Croatia: Support to the prison system of the Republic of Croatia (CRO PRISYS)

Twinning project to support the Croatian prison system: Dr. Peter Best, Project Leader; Katharina Tegeder, IRZ; Siegfried Löprick, long-term advisor (from left to right)
Twinning project to support the Croatian prison system: Dr. Peter Best, Project Leader; Katharina Tegeder, IRZ; Siegfried Löprick, long-term advisor (from left to right)

EU Twinning

Project leader: Dr. Peter Best 
Junior project leader: Francesca Melis Pont 
RTA: Siegfried Löprick 
Responsible at the IRZ: Johannes Schlicht, Christian Schuster

This project was conducted with the Spanish partner institution FIIAPP (International and Ibero-American Foundation of Administration and Public Policies) and the Ministry of Justice of the Republic of Croatia. It commenced on 9 March 2016 and ended on 8 June 2017. The targeted goals were achieved in this period. The overarching goal of the project was to support the Croatian penitentiary system by increasing the qualification of the staff and improving management within the system. Furthermore, the implementation was to be supported of the European Convention for the Protection of Human Rights and Fundamental Freedoms in the Croatian prison system. The concrete project goal was to develop and implement a long-term system for the further training of prison officers.

The project consisted of two components: the first component examined the relevant legislation and proposed improvements. Additionally, the organisational structure of the training centre for the prison system was reviewed and adapted to EU standards. A training strategy was developed, as well as long-term training programmes and respective training materials. The strategy and these materials were published on the training centre’s website. Moreover, trainers were trained, who in turn trained prison staff. Furthermore, a study trip was conducted for five prison officers. In the second component, training programmes and corresponding materials for the juvenile penitentiary system were developed and published on the training centre’s website. A study trip was also carried out in this field. Here, special emphasis was placed on public relations.

Funded by the European Union

Georgia: Legislative Impact Assessment, Drafting and Representation

EU Technical Assistance

Team leader: Lyda Favali
Responsible at the IRZ: Teresa Thalhammer, Maike Ruhlig

This project has been carried out since April 2015 in an international consortium led by the Belgian company IBF with a budget of almost 2 million euros. It was scheduled to have ended in October 2017 but was extended until April 2018 to complete some important activities. The main beneficiary is the Georgian Ministry of Justice.

In terms of content, the project is divided into three components with different objectives: to improve legislative processes, to make the Ministry of Justice more familiar with international law, human rights and arbitration and to promote the development of a Centre for the Translation of Georgian legal texts into English.

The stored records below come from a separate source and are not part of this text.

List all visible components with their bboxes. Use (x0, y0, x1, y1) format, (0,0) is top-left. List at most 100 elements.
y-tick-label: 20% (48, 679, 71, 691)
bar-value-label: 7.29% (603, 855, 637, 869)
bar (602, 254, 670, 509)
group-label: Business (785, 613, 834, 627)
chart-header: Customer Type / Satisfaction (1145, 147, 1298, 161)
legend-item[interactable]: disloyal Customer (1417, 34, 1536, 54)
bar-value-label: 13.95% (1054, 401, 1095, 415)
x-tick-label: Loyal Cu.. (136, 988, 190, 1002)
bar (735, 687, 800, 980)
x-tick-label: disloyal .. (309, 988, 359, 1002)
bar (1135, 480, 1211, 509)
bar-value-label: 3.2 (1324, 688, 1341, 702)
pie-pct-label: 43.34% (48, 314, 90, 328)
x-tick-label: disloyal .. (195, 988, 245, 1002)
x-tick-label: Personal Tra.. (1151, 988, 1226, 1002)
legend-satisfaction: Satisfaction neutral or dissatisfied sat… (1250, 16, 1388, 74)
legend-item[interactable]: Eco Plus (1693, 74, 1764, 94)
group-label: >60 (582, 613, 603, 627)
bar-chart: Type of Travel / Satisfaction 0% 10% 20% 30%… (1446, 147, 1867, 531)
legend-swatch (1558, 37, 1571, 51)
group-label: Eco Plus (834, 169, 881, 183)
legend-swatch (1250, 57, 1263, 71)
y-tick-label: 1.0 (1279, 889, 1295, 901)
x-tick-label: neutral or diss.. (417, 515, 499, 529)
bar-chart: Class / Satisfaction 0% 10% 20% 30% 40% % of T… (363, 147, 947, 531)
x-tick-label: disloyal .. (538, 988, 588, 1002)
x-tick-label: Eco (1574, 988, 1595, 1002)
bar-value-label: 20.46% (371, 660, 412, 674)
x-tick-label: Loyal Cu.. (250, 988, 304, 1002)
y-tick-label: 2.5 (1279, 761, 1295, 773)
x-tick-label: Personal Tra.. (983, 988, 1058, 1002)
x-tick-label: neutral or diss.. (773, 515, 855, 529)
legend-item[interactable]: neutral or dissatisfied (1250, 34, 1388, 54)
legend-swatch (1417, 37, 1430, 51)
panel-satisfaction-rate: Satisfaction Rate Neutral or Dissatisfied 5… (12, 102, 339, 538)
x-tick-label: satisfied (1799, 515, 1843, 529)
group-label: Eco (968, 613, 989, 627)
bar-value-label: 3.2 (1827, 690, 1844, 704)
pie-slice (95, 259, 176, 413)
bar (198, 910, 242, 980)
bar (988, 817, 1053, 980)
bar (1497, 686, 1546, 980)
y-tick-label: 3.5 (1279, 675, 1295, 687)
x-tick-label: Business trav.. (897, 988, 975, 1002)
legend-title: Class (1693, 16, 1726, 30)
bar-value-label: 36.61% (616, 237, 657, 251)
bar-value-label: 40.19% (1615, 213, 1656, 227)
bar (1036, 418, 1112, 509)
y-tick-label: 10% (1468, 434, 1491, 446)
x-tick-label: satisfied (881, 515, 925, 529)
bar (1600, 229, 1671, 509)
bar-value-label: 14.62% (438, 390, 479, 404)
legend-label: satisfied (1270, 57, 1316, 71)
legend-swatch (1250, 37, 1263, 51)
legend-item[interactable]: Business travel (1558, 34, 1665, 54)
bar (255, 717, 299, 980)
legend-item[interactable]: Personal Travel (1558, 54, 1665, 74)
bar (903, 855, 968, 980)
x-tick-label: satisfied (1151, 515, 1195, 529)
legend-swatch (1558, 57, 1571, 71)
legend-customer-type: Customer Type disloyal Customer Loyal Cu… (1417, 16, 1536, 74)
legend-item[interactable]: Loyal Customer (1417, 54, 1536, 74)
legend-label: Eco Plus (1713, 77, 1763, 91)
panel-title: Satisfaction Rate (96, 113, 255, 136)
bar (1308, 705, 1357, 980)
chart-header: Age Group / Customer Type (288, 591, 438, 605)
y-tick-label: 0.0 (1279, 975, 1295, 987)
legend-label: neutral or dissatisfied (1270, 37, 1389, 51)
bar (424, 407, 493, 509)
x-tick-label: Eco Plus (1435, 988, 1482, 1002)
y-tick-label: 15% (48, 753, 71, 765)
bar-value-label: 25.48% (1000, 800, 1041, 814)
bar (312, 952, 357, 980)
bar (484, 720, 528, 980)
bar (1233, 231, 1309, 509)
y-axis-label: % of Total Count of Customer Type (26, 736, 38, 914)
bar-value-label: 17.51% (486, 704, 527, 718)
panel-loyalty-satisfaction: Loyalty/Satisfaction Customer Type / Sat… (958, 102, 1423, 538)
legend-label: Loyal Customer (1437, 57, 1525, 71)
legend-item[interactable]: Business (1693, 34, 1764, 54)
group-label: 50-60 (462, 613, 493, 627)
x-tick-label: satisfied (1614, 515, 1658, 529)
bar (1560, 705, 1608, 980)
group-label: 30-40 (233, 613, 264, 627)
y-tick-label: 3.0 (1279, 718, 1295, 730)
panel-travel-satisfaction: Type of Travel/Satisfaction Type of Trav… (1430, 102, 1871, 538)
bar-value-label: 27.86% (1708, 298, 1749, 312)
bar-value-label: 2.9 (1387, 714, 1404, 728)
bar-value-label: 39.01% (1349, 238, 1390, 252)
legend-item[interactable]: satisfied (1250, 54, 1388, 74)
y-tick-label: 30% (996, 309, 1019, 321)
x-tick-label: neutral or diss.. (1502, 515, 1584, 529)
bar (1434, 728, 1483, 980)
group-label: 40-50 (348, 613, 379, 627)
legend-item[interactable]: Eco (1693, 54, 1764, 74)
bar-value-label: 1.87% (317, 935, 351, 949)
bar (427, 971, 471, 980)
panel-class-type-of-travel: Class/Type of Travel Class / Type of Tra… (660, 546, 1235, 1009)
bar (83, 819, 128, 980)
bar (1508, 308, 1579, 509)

An important result of the project is a handbook and guidelines on the systematic harmonisation of legislation with EU law, which the IRZ expert had developed, and which will become a binding instrument in the legislative process of Georgia in the future. This instrument was introduced to government representatives at a conference in Tbilisi in June 2017. Its application at the technical level is already being accompanied by appropriate training courses.

A needs-oriented training concept on legislative techniques and political decision-making has also been developed, which is being applied in training courses for civil servants, members of parliament and government representatives. The focus is on the area of legal impact assessment as a central component of qualitative legislation, which is why additional trainers and mentors were trained for this purpose. Other activities included the training of civil servants on the representation of Georgia at international organisations and courts, as well as training on specific issues of private international law, which are often relevant to civil servants.

Funded by the European Union

Georgia: Facility for the Implementation of the Association Agreement in Georgia

EU Technical Assistance

Team leader: Jolanta Taczynska
Responsible at the IRZ: Teresa Thalhammer, Trime Ahmeti

Together with the Belgian partner IBF, the IRZ will carry out this project with a budget of 2 million euros up to May 2018. The main beneficiary partner, the Georgian Governmental Commission for EU Integration, will be assisted in the implementation of the EU’s bilateral agreements with Georgia (Association Agreement, Free Trade Agreement, Visa Liberalisation Agreement and the Association Agenda, all grouped under the term “Association Agreement”).

The year 2017 included a large number of measures that can only be listed by way of example. On the one hand, the project team established guidelines for the coordination, planning and monitoring of government programmes. In addition, policy papers have been drawn up to assist the Georgian authorities in the proper planning, in particular the timely implementation of the Association Agreement. A roadmap of measures to set up an anti-fraud system was also discussed. Furthermore, EU external assistance remained an intensive project component: work on establishing the joint monitoring and evaluation system in Georgia was completed and the monitoring and evaluation guidelines for EU-funded programmes/projects were developed and coordinated with the beneficiary. Information on possible participation in EU projects, the availability of EU funds and the criteria for their allocation were explained to the project partner.

In the area of the Free Trade Agreement, activities have been offered to align legislation, to introduce reform measures to remove technical barriers to trade (TBT) and to promote trade facilitation. At the consultative meetings, attention was paid to the fact that private companies were also included in order to make planned legislative measures transparent.